Apart from a golden stretch with the Kindle 3, Amazon has never had the best eReader. It’s always the website and ecosystem that have been the difference makers. It’s the same with Kindle Fire. Silk Browser and Amazon Prime are the difference makers.

It’s as if Amazon has decided to completely ignore Maslow’s Needs Hierarchy and focus only on what it currently knows best – the Cloud and the Website and Scale and Low Prices. Not a bad strategy to focus on its core competencies – but it leaves a lot of opportunities for Amazon’s competitors.
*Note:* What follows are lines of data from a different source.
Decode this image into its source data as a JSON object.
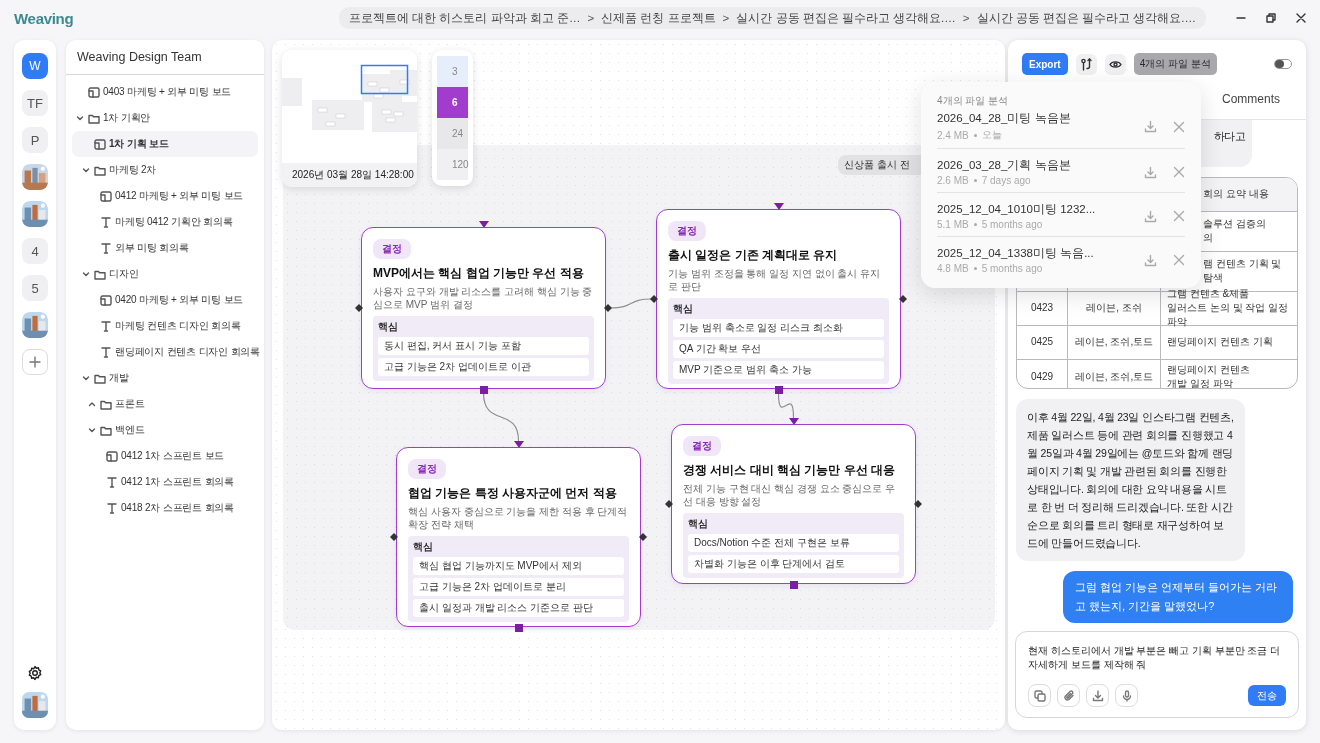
{
  "app": {
    "logo": "Weaving"
  },
  "breadcrumb": [
    {
      "label": "프로젝트에 대한 히스토리 파악과 회고 준…"
    },
    {
      "separator": ">",
      "label": "신제품 런칭 프로젝트"
    },
    {
      "separator": ">",
      "label": "실시간 공동 편집은 필수라고 생각해요.…"
    },
    {
      "separator": ">",
      "label": "실시간 공동 편집은 필수라고 생각해요.…"
    }
  ],
  "rail": {
    "items": [
      {
        "kind": "text",
        "label": "W",
        "selected": true
      },
      {
        "kind": "text",
        "label": "TF",
        "selected": false
      },
      {
        "kind": "text",
        "label": "P",
        "selected": false
      },
      {
        "kind": "picture",
        "selected": false
      },
      {
        "kind": "picture",
        "selected": false
      },
      {
        "kind": "text",
        "label": "4",
        "selected": false
      },
      {
        "kind": "text",
        "label": "5",
        "selected": false
      },
      {
        "kind": "picture",
        "selected": false
      },
      {
        "kind": "add"
      }
    ]
  },
  "tree": {
    "title": "Weaving Design Team",
    "items": [
      {
        "kind": "board",
        "label": "0403 마케팅 + 외부 미팅 보드",
        "selected": false
      },
      {
        "kind": "folder",
        "label": "1차 기획안",
        "expanded": true,
        "selected": false,
        "children": [
          {
            "kind": "board",
            "label": "1차 기획 보드",
            "selected": true
          },
          {
            "kind": "folder",
            "label": "마케팅 2차",
            "expanded": true,
            "selected": false,
            "children": [
              {
                "kind": "board",
                "label": "0412 마케팅 + 외부 미팅 보드",
                "selected": false
              },
              {
                "kind": "text",
                "label": "마케팅 0412 기획안 회의록",
                "selected": false
              },
              {
                "kind": "text",
                "label": "외부 미팅 회의록",
                "selected": false
              }
            ]
          },
          {
            "kind": "folder",
            "label": "디자인",
            "expanded": true,
            "selected": false,
            "children": [
              {
                "kind": "board",
                "label": "0420 마케팅 + 외부 미팅 보드",
                "selected": false
              },
              {
                "kind": "text",
                "label": "마케팅 컨텐츠 디자인 회의록",
                "selected": false
              },
              {
                "kind": "text",
                "label": "랜딩페이지 컨텐츠 디자인 회의록",
                "selected": false
              }
            ]
          },
          {
            "kind": "folder",
            "label": "개발",
            "expanded": true,
            "selected": false,
            "children": [
              {
                "kind": "folder",
                "label": "프론트",
                "expanded": false,
                "selected": false
              },
              {
                "kind": "folder",
                "label": "백엔드",
                "expanded": true,
                "selected": false,
                "children": [
                  {
                    "kind": "board",
                    "label": "0412 1차 스프린트 보드",
                    "selected": false
                  },
                  {
                    "kind": "text",
                    "label": "0412 1차 스프린트 회의록",
                    "selected": false
                  },
                  {
                    "kind": "text",
                    "label": "0418 2차 스프린트 회의록",
                    "selected": false
                  }
                ]
              }
            ]
          }
        ]
      }
    ]
  },
  "canvas": {
    "minimap": {
      "timestamp": "2026년 03월 28일 14:28:00"
    },
    "zoom_levels": [
      {
        "label": "3",
        "selected": false,
        "color": "#e6eefb"
      },
      {
        "label": "6",
        "selected": true,
        "color": "#a23ccf"
      },
      {
        "label": "24",
        "selected": false,
        "color": "#e8e8ea"
      },
      {
        "label": "120",
        "selected": false,
        "color": "#f0f0f2"
      }
    ],
    "section_label": "신상품 출시 전",
    "nodes": [
      {
        "tag": "결정",
        "title": "MVP에서는 핵심 협업 기능만 우선 적용",
        "description": "사용자 요구와 개발 리소스를 고려해 핵심 기능 중심으로 MVP 범위 결정",
        "key_label": "핵심",
        "key_points": [
          "동시 편집, 커서 표시 기능 포함",
          "고급 기능은 2차 업데이트로 이관"
        ]
      },
      {
        "tag": "결정",
        "title": "출시 일정은 기존 계획대로 유지",
        "description": "기능 범위 조정을 통해 일정 지연 없이 출시 유지로 판단",
        "key_label": "핵심",
        "key_points": [
          "기능 범위 축소로 일정 리스크 최소화",
          "QA 기간 확보 우선",
          "MVP 기준으로 범위 축소 가능"
        ]
      },
      {
        "tag": "결정",
        "title": "협업 기능은 특정 사용자군에 먼저 적용",
        "description": "핵심 사용자 중심으로 기능을 제한 적용 후 단계적 확장 전략 채택",
        "key_label": "핵심",
        "key_points": [
          "핵심 협업 기능까지도 MVP에서 제외",
          "고급 기능은 2차 업데이트로 분리",
          "출시 일정과 개발 리소스 기준으로 판단"
        ]
      },
      {
        "tag": "결정",
        "title": "경쟁 서비스 대비 핵심 기능만 우선 대응",
        "description": "전체 기능 구현 대신 핵심 경쟁 요소 중심으로 우선 대응 방향 설정",
        "key_label": "핵심",
        "key_points": [
          "Docs/Notion 수준 전체 구현은 보류",
          "차별화 기능은 이후 단계에서 검토"
        ]
      }
    ]
  },
  "right_panel": {
    "toolbar": {
      "export": "Export",
      "files_chip": {
        "label": "4개의 파일 분석",
        "active": true
      },
      "toggle": {
        "on": false
      }
    },
    "tabs": [
      {
        "label": "Comments",
        "selected": false
      }
    ],
    "messages": [
      {
        "kind": "ai_message",
        "text": "하다고"
      },
      {
        "kind": "table",
        "header": {
          "column_3": "회의 요약 내용"
        },
        "rows": [
          {
            "column_3": "솔루션 검증의\n의"
          },
          {
            "column_3": "램 컨텐츠 기획 및\n탐색"
          },
          {
            "column_1": "0423",
            "column_2": "레이븐, 조쉬",
            "column_3": "그램 컨텐츠 &제품\n일러스트 논의 및 작업 일정 파악"
          },
          {
            "column_1": "0425",
            "column_2": "레이븐, 조쉬,토드",
            "column_3": "랜딩페이지 컨텐츠 기획"
          },
          {
            "column_1": "0429",
            "column_2": "레이븐, 조쉬,토드",
            "column_3": "랜딩페이지 컨텐츠\n개발 일정 파악"
          }
        ]
      },
      {
        "kind": "ai_message",
        "text": "이후 4월 22일, 4월 23일 인스타그램 컨텐츠, 제품 일러스트 등에 관련 회의를 진행했고 4월 25일과 4월 29일에는 @토드와 함께 랜딩페이지 기획 및 개발 관련된 회의를 진행한 상태입니다. 회의에 대한 요약 내용을 시트로 한 번 더 정리해 드리겠습니다. 또한 시간순으로 회의를 트리 형태로 재구성하여 보드에 만들어드렸습니다."
      },
      {
        "kind": "user_message",
        "text": "그럼 협업 기능은 언제부터 들어가는 거라고 했는지, 기간을 말했었나?"
      }
    ],
    "composer": {
      "value": "현재 히스토리에서 개발 부분은 빼고 기획 부분만 조금 더 자세하게 보드를 제작해 줘",
      "send": "전송"
    }
  },
  "file_popup": {
    "title": "4개의 파일 분석",
    "files": [
      {
        "name": "2026_04_28_미팅 녹음본",
        "size": "2.4 MB",
        "age": "오늘"
      },
      {
        "name": "2026_03_28_기획 녹음본",
        "size": "2.6 MB",
        "age": "7 days ago"
      },
      {
        "name": "2025_12_04_1010미팅 1232...",
        "size": "5.1 MB",
        "age": "5 months ago"
      },
      {
        "name": "2025_12_04_1338미팅 녹음...",
        "size": "4.8 MB",
        "age": "5 months ago"
      }
    ]
  }
}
Can B&N take advantage of those opportunities?

Well, the solid technology in the Nook Tablet suggests it can.

We have already passed the Inflection Point

We passed the inflection point for B&N’s death with the launch of the Nook Color. Mr. Leonard Riggio must have seen those 700,000 Nook Colors being sold every month and felt Tiger Blood coursing through his veins.

We’re talking about a company that everyone claims is dying and it’s built a completely new business that’s worth $2 billion a year. You know what company would love to be able to do that – Google.

There are very few companies that can build multiple billion dollar businesses. Microsoft, Apple, Amazon, … and a few more. It’s not a long list.

B&N has done it. It’s at around 20% in eReaders and perhaps at 10% to 20% in Tablets. It’s tasted blood. Right now, we are seeing the beginnings of a very long climb up. B&N went through its death rattle and survived. This fact is lost on everyone because people mis-understand inflection points.

If a company has 20% of the eReader market, and has one of only two viable competitors to the iPad – it’s neither dead nor endangered.

Look at the $99 Nook Touch. The $199 Nook Color. The $249 Nook Tablet. These aren’t the product offerings of a company that is on its deathbed. These are products from a company that has survived and is reborn.

Amazon is going to regret not buying B&N. It had a chance to snap up the only credible threat to the Kindle, and it didn’t. Now it is faced with a company that is a threat to both Kindle and Kindle Fire. Amazon is going to have a lot of opportunities to think back to when B&N was almost dead and was available for a billion dollars or so. Instead of buying Zappos and its ‘feel good and sell shoes for no profit’ strategy, Amazon should have bought B&N. You probably couldn’t write a Mother Teresa meets Dalai Lama book about it, but you’d have one heck of a business.